- Born: 10 March 1948 (age 78) Kirkcaldy, Scotland
- Occupations: Group Executive Director & Director of Broadcasting at Global
- Years active: 1966–present
- Title: Director of Wildstar Records (1996–2001)^{[citation needed]} Director of Park Management (2001–present)^{[citation needed]} Director of Park Records (2003–present)^{[citation needed]} Group Executive DirectorGlobal (2007–present)

= Richard Park (broadcaster) =

Scottish media consultant and broadcaster (born 1948)

Richard Park (born 10 March 1948) is a Scottish media executive, consultant and broadcaster.
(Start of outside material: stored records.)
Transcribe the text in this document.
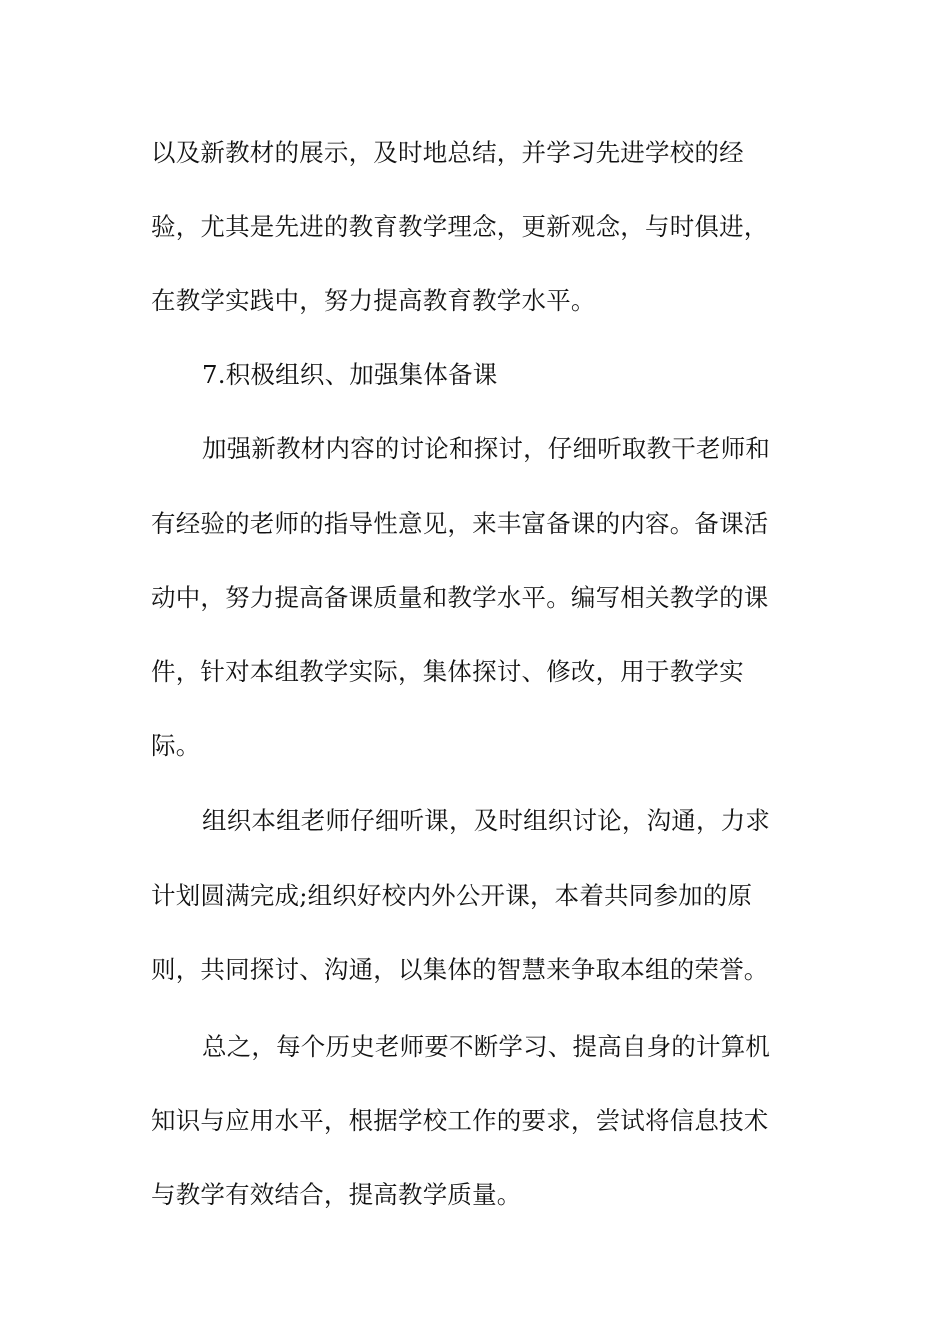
以及新教材的展示，及时地总结，并学习先进学校的经
验，尤其是先进的教育教学理念，更新观念，与时俱进，
在教学实践中，努力提高教育教学水平。
7.积极组织、加强集体备课
加强新教材内容的讨论和探讨，仔细听取教干老师和
有经验的老师的指导性意见，来丰富备课的内容。备课活
动中，努力提高备课质量和教学水平。编写相关教学的课
件，针对本组教学实际，集体探讨、修改，用于教学实
际。
组织本组老师仔细听课，及时组织讨论，沟通，力求
计划圆满完成;组织好校内外公开课，本着共同参加的原
则，共同探讨、沟通，以集体的智慧来争取本组的荣誉。
总之，每个历史老师要不断学习、提高自身的计算机
知识与应用水平，根据学校工作的要求，尝试将信息技术
与教学有效结合，提高教学质量。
He is senior programming advisor at Global Media & Entertainment where he advises on all Global brands including Capital, Capital XTRA, Heart, LBC, Classic FM, Smooth and Radio X. He was previously a media consultant and broadcaster in the UK.

==Professional career==
Voted most influential person in the music industry by record and radio industry executives in 2001, Park began his career as a Pirate DJ on offshore station Radio Scotland in 1966. Later he joined the fledgling BBC Radio 1 network presenting such programmes as The Radio 1 Club and Round Table show.

In the mid-1970s, he joined Radio Clyde specialising in music and sport programming working his way up to be head of entertainment. He hosted a variety of shows and also became the football station's regular football commentator, working alongside summariser James Sanderson.

Park moved to London in 1987, to become Programme Controller at Capital Radio. He was instrumental in promoting Pete Tong, Tim Westwood and Neil Fox.

In 1996, he formed Wildstar Records, uniting Capital and Telstar Records. As director, he was responsible for signing Craig David. In 1997, he was responsible along with executives from LWT for creating the short-lived television show "Live From The Capital Cafe" which was simulcast on Capital Radio. Presented by Dani Behr & Jason Bradbury the 90min show broadcast just after 11pm on Friday nights lasted only four weeks, it did not return for a second season.

In 2001, after 14 years with Capital, he left to set up his own consultancy company, Park Management. Two years later, he set up Park Records, a joint venture with Universal Music.
He was also radio consultant for Emap, working on Magic and Big City networks. In 2004 and 2005, Park appeared on London's LBC 97.3 as presenter of their Weekend Breakfast Show and stood-in for Nick Ferrari & James O'Brien on the mid-morning weekday phone-in. In the summer of 2005, he also presented a series of Saturday sports shows on Talksport discussing a wide range of sporting topics including football, cricket, rugby and tennis. He appeared as himself in the 2005 Christmas special of The Catherine Tate Show. Lauren and her friends perform a version of the Black Eyed Peas' "Shut Up", which is met with harsh negative comments by Park.

In 2007, after joining Global Radio, he removed the entertainment programming from LBC 97.3 to turn it into a topical talk station. He built up a management and broadcast team for all Global radio brands which now attracts over 25 million listeners a week.

He is a Fellow of The Radio Academy.

==Fame Academy==
Park appeared in both series of BBC TV's Fame Academy as the "Headmaster", and gained a reputation for both his harsh criticisms of the students, and his long running on-screen feud with presenter Patrick Kielty. This came to a head during the 2005 series of Comic Relief does Fame Academy, where his scathing remarks about the contestants, who were all appearing solely to raise money for charity, caused them to threaten a walk-out.

The BBC received 450 viewer complaints after Park made an offensive hand gesture to host Patrick Kielty on live television during the Saturday evening charity programme. The incident, broadcast well before the watershed at 7pm, came after Park criticised Kielty for "sycophantically stroking" the egos of the contestants. As the camera cut to co-host Cat Deeley, Park was pictured in the background mouthing the word "wanker" before making the accompanying gesture. The BBC issued an apology, and said he had not realised he was on camera at the time.
He made a cameo appearance in The Catherine Tate Show judging Lauren Cooper and her friends.

==Personal==
Park is married to Anna a retailer. They have two children. He also has a son and a daughter from a previous marriage.